(Namakamu) sedang terduduk di kursi meja rias. Ditangan kanannya kini terdapat tiga pil berbentuk tabung berukuran kecil sangat kecil berwarna putih. Ini sudah waktunya untuk minum obat, Setiap hari ia harus meminum 3 pil obat yang direkomendasikan Dokter dengan jangka waktu 3x hari, yaitu Pagi, siang, dan malam. Lelah memang, harus meminum obat, tapi tak apa ini demi kebaikannya juga, Ia harus semangat, ia harus ikhlas demi penyakit yang ada dalam tubuhnya hilang.

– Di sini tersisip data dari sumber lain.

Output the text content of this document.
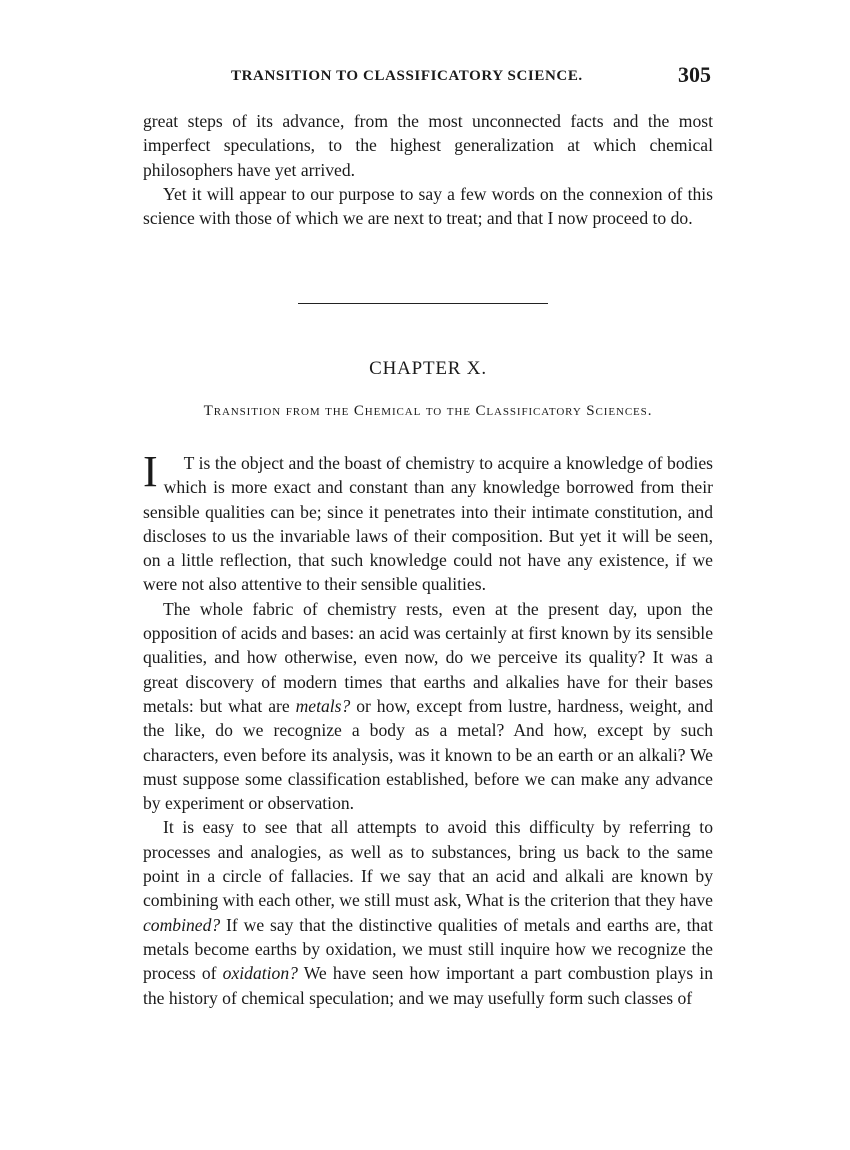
TRANSITION TO CLASSIFICATORY SCIENCE.	305

great steps of its advance, from the most unconnected facts and the most imperfect speculations, to the highest generalization at which chemical philosophers have yet arrived.

Yet it will appear to our purpose to say a few words on the connexion of this science with those of which we are next to treat; and that I now proceed to do.

CHAPTER X.
Transition from the Chemical to the Classificatory Sciences.

I T is the object and the boast of chemistry to acquire a knowledge of bodies which is more exact and constant than any knowledge borrowed from their sensible qualities can be; since it penetrates into their intimate constitution, and discloses to us the invariable laws of their composition. But yet it will be seen, on a little reflection, that such knowledge could not have any existence, if we were not also attentive to their sensible qualities.

The whole fabric of chemistry rests, even at the present day, upon the opposition of acids and bases: an acid was certainly at first known by its sensible qualities, and how otherwise, even now, do we perceive its quality? It was a great discovery of modern times that earths and alkalies have for their bases metals: but what are metals? or how, except from lustre, hardness, weight, and the like, do we recognize a body as a metal? And how, except by such characters, even before its analysis, was it known to be an earth or an alkali? We must suppose some classification established, before we can make any advance by experiment or observation.

It is easy to see that all attempts to avoid this difficulty by referring to processes and analogies, as well as to substances, bring us back to the same point in a circle of fallacies. If we say that an acid and alkali are known by combining with each other, we still must ask, What is the criterion that they have combined? If we say that the distinctive qualities of metals and earths are, that metals become earths by oxidation, we must still inquire how we recognize the process of oxidation? We have seen how important a part combustion plays in the history of chemical speculation; and we may usefully form such classes of
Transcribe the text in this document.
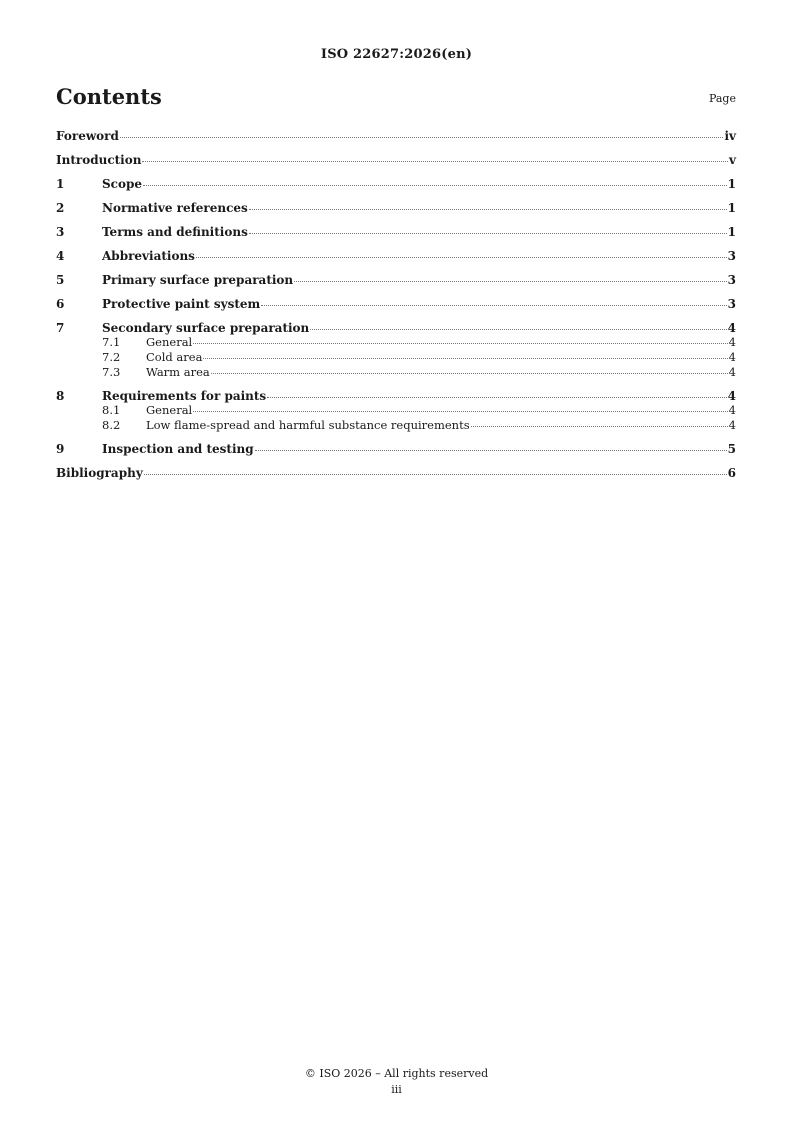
ISO 22627:2026(en)
Contents	Page
Foreword	iv
Introduction	v
1	Scope	1
2	Normative references	1
3	Terms and definitions	1
4	Abbreviations	3
5	Primary surface preparation	3
6	Protective paint system	3
7	Secondary surface preparation	4
7.1	General	4
7.2	Cold area	4
7.3	Warm area	4
8	Requirements for paints	4
8.1	General	4
8.2	Low flame-spread and harmful substance requirements	4
9	Inspection and testing	5
Bibliography	6
© ISO 2026 – All rights reserved
iii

Dengan perlahan ia memasukkan ketiga pil itu dalam mulutnya lalu dengan cepat ia meneguk airputih hingga menyisakan setengah gelas. Kemudian ia meletakkan gelas itu didekat botol body lotionnya. Kedua matanya kini terarah untuk memerhatikan pantulan dirinya sendiri di cermin. Wajah dan bibirnya pucat, Tubuhnya kini mengecil--- terlihat mengurus. Ia mengangkat tangan kanannya lalu ia mengelus pergelangan tangannya, (Namakamu) menghela nafasnya.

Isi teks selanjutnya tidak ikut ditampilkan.